To run following two notebooks, start docker container (containers will be automatically downloaded from docker-hub) using following command and open the url show in terminal.
# If you have an NVidia GPU with NVidia-docker and Docker
nvidia-docker run -p 8888:8888 -it akshayubhat/dva-auto:gpu
# If you DONT have a GPU run following docker command
docker run -p 8888:8888 -it akshayubhat/dva-auto:latest
# This will start shell inside the container
pip install --upgrade jupyter
cd notebooks/OCR
jupyter notebook --ip=0.0.0.0 --no-browser --allow-root
# Above command will give you a url in form of http://0.0.0.0:8888/?token=824231234fbb231231231d438465f
# REPLACE 0.0.0.0 with localhost (e.g. http://localhost:8888/?token=824231234fbb231231231d438465f )
# Open above URL in your favorite browser
Its possible to run this code on CPU but it will be very slow and requires setting cpu_mode in detect_text.ipynb. However since the code runs using Docker there are no dependencies to install!
Once you have started the container, go to the Jupyter notebook url displayed in the console and navigate to "notebooks/OCR".

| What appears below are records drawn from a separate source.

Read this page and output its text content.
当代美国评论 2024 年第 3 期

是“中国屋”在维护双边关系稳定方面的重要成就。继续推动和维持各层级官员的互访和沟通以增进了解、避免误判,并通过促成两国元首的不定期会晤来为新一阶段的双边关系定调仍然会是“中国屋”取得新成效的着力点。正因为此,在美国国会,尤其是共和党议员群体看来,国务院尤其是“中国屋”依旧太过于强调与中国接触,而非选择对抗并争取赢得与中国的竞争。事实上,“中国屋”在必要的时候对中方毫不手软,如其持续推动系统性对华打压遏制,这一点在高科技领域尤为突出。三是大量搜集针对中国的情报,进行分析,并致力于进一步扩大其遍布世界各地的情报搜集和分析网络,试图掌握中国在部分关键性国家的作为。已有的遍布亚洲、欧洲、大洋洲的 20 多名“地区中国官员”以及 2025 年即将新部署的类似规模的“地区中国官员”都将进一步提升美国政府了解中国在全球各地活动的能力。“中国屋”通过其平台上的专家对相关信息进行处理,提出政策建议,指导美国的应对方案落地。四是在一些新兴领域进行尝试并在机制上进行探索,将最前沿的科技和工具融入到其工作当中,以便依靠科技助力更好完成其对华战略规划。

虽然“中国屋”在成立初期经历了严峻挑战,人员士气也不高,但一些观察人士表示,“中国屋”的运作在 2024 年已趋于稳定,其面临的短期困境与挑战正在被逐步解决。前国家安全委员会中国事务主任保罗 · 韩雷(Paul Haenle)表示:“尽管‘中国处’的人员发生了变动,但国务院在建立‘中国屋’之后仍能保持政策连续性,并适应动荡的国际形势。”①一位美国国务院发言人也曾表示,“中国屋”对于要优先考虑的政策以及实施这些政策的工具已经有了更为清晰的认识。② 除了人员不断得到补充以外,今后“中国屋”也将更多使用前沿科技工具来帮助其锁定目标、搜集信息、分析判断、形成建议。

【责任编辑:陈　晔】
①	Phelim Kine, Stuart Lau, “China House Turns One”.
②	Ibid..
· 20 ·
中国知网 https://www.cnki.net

The textbox detection is implemented using Connectionist Text Proposal Network [1,2]. In this demo images in images folder are processed using CTPN and extracted textboxes are stored in the boxes folder.
You can find the notebook here https://github.com/AKSHAYUBHAT/DeepVideoAnalytics/blob/master/notebooks/OCR/detect_text.ipynb
In this notebook the stored boxes are then processed using CRNN [3,4] to extract text. Note that you cannot import caffe and pytorch into same notebook/process since it causes library/static linking issues.
You can find the notebook here https://github.com/AKSHAYUBHAT/DeepVideoAnalytics/blob/master/notebooks/OCR/recognize_text.ipynb
Both CTPN & CRNN have been integrated into Deep Video Analytics and now its possible to run OCR directly on videos/images without having to write any code. Extracted text can be conveniently queried using Postgres full-text search through the User Interface.